The criminal scheme this time was a bit over our son’s head, as was the escort agency that the villains work from, but it’s basically an inversion of the traditional stock market advice. The villains are selling high and then buying low. They spend an afternoon making big sales, then murder the head of the company they’re selling that night, causing the shares to plummet. They scoop up the devalued stock over the next day and deliver those to meet their commitments. I have a feeling that’s not the sort of scheme that would work at all these days, but maybe 53 years ago, the financial market wasn’t quite so instantaneous!
(Note: I can play them, but I’m not presently able to get screencaps from Region 4 DVDs, so many of these entries will just have a photo of the set to illustrate it. Click the link to purchase it from Amazon UK.)
The Avengers 5.16 – Who’s Who???
The bodyswap episode is a pretty common trope in fantasy TV, as well as some sillier sitcoms, but I contend that The Avengers’ version is the best of all of them. In fairness, it’s very, very slow by contemporary standards. The idea was pretty outre for 1967, and this assumes that nobody in the audience has ever seen anything like this before. On the one hand, I adore the two “important announcements” at the commercial breaks, explaining the setup to viewers just tuning in, but on the other hand, getting there takes forever.
This works because the acting is just so darn good. Freddie Jones and Patricia Haines’ characters, Basil and Lola, are just caricatures, enough for Patrick Macnee and Diana Rigg to adopt their mannerisms quickly and have fun doing something new. Everybody loves watching the villain with Mrs. Peel’s face chewing gum while dancing to trendy jazz. Lots of TV shows have done that, but what few have been able to enjoy are actors as good as Jones and Haines playing the leads. They do absolutely perfect imitations of Steed and Mrs. Peel, from their body language to their diction, you never doubt that these two are our heroes.

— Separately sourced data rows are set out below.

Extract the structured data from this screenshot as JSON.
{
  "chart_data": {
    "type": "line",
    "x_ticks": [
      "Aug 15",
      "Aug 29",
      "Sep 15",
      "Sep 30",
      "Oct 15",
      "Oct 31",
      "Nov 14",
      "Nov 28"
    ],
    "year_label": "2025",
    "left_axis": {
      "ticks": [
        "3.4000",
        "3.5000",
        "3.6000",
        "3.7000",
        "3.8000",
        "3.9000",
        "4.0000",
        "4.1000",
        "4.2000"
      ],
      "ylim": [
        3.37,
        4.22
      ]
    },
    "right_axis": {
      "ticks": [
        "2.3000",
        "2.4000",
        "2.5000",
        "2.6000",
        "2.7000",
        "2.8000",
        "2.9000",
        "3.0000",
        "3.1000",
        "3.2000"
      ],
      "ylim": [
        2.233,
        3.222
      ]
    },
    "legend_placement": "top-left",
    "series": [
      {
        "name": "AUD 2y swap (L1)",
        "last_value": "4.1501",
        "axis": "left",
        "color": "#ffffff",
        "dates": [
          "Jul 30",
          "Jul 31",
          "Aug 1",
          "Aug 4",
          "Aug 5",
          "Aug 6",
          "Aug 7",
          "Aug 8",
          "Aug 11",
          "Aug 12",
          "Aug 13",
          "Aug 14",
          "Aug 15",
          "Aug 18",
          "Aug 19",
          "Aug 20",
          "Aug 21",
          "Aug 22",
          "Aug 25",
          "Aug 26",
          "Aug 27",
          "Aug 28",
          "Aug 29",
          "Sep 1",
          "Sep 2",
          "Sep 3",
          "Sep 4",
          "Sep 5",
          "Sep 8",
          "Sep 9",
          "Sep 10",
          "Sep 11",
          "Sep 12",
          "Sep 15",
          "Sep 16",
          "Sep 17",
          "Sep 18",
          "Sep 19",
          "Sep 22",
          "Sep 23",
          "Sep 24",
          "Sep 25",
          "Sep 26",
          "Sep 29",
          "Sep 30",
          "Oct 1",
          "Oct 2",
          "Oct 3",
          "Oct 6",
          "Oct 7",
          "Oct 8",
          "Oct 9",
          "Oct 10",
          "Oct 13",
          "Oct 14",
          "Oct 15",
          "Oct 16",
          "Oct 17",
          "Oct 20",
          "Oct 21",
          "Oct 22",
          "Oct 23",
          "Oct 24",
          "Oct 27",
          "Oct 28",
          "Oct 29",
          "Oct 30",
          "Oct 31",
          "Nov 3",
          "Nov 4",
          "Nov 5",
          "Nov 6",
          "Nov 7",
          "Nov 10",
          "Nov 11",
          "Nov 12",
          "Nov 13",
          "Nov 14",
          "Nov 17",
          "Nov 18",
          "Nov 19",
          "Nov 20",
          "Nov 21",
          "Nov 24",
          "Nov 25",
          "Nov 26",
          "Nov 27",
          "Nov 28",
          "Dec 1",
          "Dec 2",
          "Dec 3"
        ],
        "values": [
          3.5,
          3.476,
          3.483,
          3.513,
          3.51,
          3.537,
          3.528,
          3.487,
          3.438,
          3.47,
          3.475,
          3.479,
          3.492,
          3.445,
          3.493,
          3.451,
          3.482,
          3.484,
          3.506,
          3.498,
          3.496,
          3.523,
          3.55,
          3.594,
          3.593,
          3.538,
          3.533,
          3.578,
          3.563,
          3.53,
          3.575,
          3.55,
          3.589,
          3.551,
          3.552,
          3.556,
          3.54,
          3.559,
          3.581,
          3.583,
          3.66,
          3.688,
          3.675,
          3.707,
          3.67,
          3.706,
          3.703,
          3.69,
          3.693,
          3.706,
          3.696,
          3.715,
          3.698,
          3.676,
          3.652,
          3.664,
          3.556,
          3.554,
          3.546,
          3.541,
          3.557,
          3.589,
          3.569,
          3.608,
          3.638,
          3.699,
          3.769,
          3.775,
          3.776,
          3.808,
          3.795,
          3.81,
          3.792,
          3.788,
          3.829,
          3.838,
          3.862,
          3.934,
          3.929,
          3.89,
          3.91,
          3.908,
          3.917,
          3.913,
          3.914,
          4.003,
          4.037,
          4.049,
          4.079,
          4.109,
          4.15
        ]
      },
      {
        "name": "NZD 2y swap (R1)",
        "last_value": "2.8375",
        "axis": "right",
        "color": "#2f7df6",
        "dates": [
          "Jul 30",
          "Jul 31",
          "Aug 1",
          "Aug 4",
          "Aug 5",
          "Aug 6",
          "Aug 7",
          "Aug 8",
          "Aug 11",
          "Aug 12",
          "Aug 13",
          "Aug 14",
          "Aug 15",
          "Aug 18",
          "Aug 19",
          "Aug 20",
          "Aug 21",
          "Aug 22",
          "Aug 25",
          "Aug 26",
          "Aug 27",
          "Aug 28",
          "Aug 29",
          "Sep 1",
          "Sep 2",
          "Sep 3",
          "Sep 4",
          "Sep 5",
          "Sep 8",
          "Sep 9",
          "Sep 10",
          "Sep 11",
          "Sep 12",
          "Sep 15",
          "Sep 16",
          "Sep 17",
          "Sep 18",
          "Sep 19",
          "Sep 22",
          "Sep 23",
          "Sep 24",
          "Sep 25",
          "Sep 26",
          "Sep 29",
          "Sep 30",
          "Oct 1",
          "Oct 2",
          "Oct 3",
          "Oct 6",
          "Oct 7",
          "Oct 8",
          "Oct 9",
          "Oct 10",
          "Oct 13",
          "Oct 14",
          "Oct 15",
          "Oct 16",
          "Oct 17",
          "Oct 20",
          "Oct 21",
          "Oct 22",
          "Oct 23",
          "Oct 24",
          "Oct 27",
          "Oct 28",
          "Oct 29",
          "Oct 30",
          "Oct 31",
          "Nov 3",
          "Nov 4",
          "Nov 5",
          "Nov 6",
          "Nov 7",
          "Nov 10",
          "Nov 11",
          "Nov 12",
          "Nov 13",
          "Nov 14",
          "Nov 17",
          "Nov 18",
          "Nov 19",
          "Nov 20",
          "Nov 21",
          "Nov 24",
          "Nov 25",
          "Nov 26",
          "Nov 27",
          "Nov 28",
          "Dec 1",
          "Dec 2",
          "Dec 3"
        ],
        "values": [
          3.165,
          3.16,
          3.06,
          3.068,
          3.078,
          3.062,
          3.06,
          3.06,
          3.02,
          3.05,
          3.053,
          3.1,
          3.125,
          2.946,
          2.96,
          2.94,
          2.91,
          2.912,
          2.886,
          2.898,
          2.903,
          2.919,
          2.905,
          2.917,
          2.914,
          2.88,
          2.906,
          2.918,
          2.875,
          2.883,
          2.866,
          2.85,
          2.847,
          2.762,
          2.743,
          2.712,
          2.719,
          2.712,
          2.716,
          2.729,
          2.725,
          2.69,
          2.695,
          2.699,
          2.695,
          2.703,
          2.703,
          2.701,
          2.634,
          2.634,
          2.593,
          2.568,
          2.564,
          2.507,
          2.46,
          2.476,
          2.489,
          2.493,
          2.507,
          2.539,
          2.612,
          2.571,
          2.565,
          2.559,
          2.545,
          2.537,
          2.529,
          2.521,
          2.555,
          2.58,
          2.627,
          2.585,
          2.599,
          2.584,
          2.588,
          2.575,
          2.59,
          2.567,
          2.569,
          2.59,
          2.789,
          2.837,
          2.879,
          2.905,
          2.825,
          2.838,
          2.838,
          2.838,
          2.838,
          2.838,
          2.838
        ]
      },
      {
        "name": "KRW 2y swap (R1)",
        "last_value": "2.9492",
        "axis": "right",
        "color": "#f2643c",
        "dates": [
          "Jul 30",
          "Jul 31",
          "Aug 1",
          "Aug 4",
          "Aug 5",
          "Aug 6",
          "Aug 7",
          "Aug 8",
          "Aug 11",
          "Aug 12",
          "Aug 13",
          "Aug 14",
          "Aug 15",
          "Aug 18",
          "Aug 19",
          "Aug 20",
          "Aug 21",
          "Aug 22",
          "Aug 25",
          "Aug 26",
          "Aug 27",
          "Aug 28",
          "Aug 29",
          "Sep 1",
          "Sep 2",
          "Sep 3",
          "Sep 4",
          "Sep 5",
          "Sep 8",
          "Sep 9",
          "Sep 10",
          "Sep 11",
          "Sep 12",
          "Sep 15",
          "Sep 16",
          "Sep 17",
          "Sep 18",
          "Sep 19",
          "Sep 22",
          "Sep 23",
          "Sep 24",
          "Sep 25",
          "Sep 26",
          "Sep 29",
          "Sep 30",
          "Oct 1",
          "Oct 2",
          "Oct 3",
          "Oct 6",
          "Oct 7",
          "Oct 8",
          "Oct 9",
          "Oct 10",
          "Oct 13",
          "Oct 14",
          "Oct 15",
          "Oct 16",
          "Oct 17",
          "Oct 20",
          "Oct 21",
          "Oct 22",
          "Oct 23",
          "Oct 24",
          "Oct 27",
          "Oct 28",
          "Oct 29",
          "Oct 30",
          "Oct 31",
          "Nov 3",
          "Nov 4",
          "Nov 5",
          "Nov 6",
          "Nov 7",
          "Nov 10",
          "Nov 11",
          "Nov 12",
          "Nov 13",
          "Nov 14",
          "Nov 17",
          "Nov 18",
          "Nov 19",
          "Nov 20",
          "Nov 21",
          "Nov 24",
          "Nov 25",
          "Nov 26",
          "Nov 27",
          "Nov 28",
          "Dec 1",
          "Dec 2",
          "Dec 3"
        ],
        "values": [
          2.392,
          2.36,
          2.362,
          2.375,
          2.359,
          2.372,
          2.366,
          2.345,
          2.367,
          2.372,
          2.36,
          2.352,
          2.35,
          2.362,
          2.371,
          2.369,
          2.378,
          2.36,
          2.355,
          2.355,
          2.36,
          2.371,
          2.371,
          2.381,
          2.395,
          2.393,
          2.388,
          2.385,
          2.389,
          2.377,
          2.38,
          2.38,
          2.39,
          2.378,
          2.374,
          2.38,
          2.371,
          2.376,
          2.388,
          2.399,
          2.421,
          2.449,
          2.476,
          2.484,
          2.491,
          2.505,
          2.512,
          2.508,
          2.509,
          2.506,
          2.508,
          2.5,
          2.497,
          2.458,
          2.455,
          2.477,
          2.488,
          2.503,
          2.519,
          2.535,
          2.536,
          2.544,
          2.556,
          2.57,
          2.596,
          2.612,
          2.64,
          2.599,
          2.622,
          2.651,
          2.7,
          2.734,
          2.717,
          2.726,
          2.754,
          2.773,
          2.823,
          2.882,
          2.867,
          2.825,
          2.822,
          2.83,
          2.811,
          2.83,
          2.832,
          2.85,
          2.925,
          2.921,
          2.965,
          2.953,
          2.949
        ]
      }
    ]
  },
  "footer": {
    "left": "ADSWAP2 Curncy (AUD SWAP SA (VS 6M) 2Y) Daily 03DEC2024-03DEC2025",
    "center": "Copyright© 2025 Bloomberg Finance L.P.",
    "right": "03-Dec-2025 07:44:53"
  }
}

I love this one because its so fun, but I’m afraid that in my hyperbolic way, I oversold it to our son. I told him that it would knock his socks off, but while he enjoyed this so much that he jumped up and danced in place during the car chase and whooped at the fight scenes, he made sure to show me that his socks did not actually leave his feet. I’ll make sure he knows the next one’s more down to earth.
The Avengers 4.6 – The Master Minds
I always get this episode confused with “The Danger Makers” for some reason. This is the one where geniuses are being hypnotized into devising impossible crimes. It’s another extremely well paced mystery, and while grownups are probably going to figure it out without much strain, it’s certain to tax the brains of six year-olds. Fortunately there’s enough going on to keep the story fascinating for him, and he followed along, with a little help, quite well!
Of note, there’s one of the rare scenes in the series where Steed gets incredibly angry with someone. A character played by future Monty Python’s Flying Circus producer Ian McNaughton kills someone while under post-hypnotic suggestion and it looks like Steed’s going to make sure he’s next. Other parts in this story by Robert Banks Stewart are played by Bernard Archard and Patricia Haines, who we’ll see in a very memorable role in the first color series down the line.